Samuel Cummings

from Wikipedia, the free encyclopedia

Samuel Cummings (born 1927 in Philadelphia , † May 29, 1998 in Monaco ) was an American arms dealer .

Life

Cummings, who grew up in the United States as the son of wealthy British parents, was an arms collector from his youth. When the downsizing of the US Army after the end of the war offered new opportunities after 1945 , Cummings finished his studies at George Washington University and shortly afterwards studied at Oxford . When he visited the battlefields of World War II in Europe on that occasion , he decided to become an arms dealer. In 1950 he joined the newly founded CIA , where he initially identified weapons captured in Korea. At the beginning of his work as an arms dealer he posed as a Hollywood director and collected war weapons in Europe, ostensibly as equipment for films, and sold them to the then government of Taiwan for a profit of 100 million  USD . In 1981, Cummings took British citizenship . In 1981, Time Magazine named him the world's largest private arms dealer, especially in light arms, with offices in Great Britain, Panama, Monaco, Argentina and sales of up to $ 100 million in the US alone.

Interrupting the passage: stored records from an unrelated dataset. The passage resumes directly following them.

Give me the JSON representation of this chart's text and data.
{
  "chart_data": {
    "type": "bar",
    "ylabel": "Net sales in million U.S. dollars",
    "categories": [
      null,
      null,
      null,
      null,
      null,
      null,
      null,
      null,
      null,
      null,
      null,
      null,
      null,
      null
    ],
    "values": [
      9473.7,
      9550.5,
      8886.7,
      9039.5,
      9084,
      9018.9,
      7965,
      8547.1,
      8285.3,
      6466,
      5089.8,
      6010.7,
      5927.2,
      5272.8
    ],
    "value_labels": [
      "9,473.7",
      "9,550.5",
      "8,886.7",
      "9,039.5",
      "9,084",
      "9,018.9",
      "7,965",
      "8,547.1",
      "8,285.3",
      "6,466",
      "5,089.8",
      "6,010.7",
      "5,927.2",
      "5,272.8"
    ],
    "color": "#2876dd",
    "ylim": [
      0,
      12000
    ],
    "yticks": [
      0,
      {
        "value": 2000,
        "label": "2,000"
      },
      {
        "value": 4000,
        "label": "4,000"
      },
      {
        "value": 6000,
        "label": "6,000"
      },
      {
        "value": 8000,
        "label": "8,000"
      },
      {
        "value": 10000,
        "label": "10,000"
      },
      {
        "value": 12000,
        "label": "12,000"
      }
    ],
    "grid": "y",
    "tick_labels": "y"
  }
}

Activity as an arms dealer

In 1953, Cummings founded the arms trading company International Armament Corporation and left the CIA, with which, however, he maintained close business relations as a result. The International Armament Corporation's first project was Operation PBSUCCESS in Guatemala in 1954 . The company's headquarters were on the Potomac River in Alexandria, Virginia . In 1957 he supplied the Cuban guerrillas led by Fidel Castro with weapons paid for by the CIA.

Swedish DH100

Cummings organized 25 De Havilland DH100 Vampiers from Sweden for the Dominican President Rafael Trujillo's air force .

Republic F-84 in Luanda

In 1961, Republic F-84 aircraft were retired from the Air Force and transferred with the International Armament Corporation to Air Base No. 9 in Luanda . There they were used by António de Oliveira Salazar's 91st Squadron in the colonial war in Angola . When Fiat G.91 jets were sold to Portugal in 1966 , it was agreed that they would only be used on national territory. Upon receipt, Salazar declared the overseas territories his national territory.

The International Armament Corporation used the abbreviation Interarmco until 1967 . After a legal dispute with Armco Steel Corporation over the naming rights, it used the abbreviation Interarms .

1967 Cummings said before a Senate committee in Washington that in the year 1966 on the VEBEG development company for state-owned assets sold 90 North American F-86 of the Air Force of the Armed Forces in Iran are only between landed before continuing to Pakistan flew. In 1981 Interarms had 250 employees. In London, the company had a large branch on Bollo Lane for a long time. Mainly weapons from the stocks of the British army were bought and passed on there. The famous gunsmith Churchill Gunmakers was also part of the Interarmco Group.

literature

  • Bernt Engelmann : My friends, the arms dealers. Small wars - big business , Bergisch Gladbach (Gustav Lübbe Verlag) 1964.

Web links

Individual evidence

  1. a b Tim Weiner: Samuel Cummings, 71, Trader In Weapons on a Grand Scale. In: New York Times, May 5, 1998, accessed January 4, 2014
  2. ^ Time, October 26, 1981
  3. a b Good customers from the CIA. In: Der Spiegel from May 4, 1992, accessed on January 4, 2014
  4. Easy to obtain . In: Der Spiegel . No. 20 , 1978 ( online ).
  5. ^ Time , October 26, 1981
  6. Samuel Cummings, king of the arms trade, died on April 29th, aged 71. In: The Economist, May 7, 1998, accessed January 4, 2014.
  7. Jump up ↑ junk for Angola . In: Der Spiegel . No. 27 , 1961 ( online - photo of Cummings on cover picture).
  8. ^ Compulsion for Bonn . In: Die Zeit , No. 4/1969
  9. ^ John Paul Stanley, Maurice Pearton: The international trade in arms , Verlag Chatto and Windus for the International Institute for Strategic Studies , 1972, ISBN 9780701117450 , p. 30
  10. In the jungle of the arms trade . In: Die Zeit , No. 35/1967
  11. Prepare friend and foe . In: Die Zeit , No. 35/1970
  12. ^ Nothing for Mahboob . TIME October 26, 1981 time.com
  13. Jump up ↑ junk for Angola . In: Der Spiegel . No. 27 , 1961 ( online - photo of Cummings on cover picture).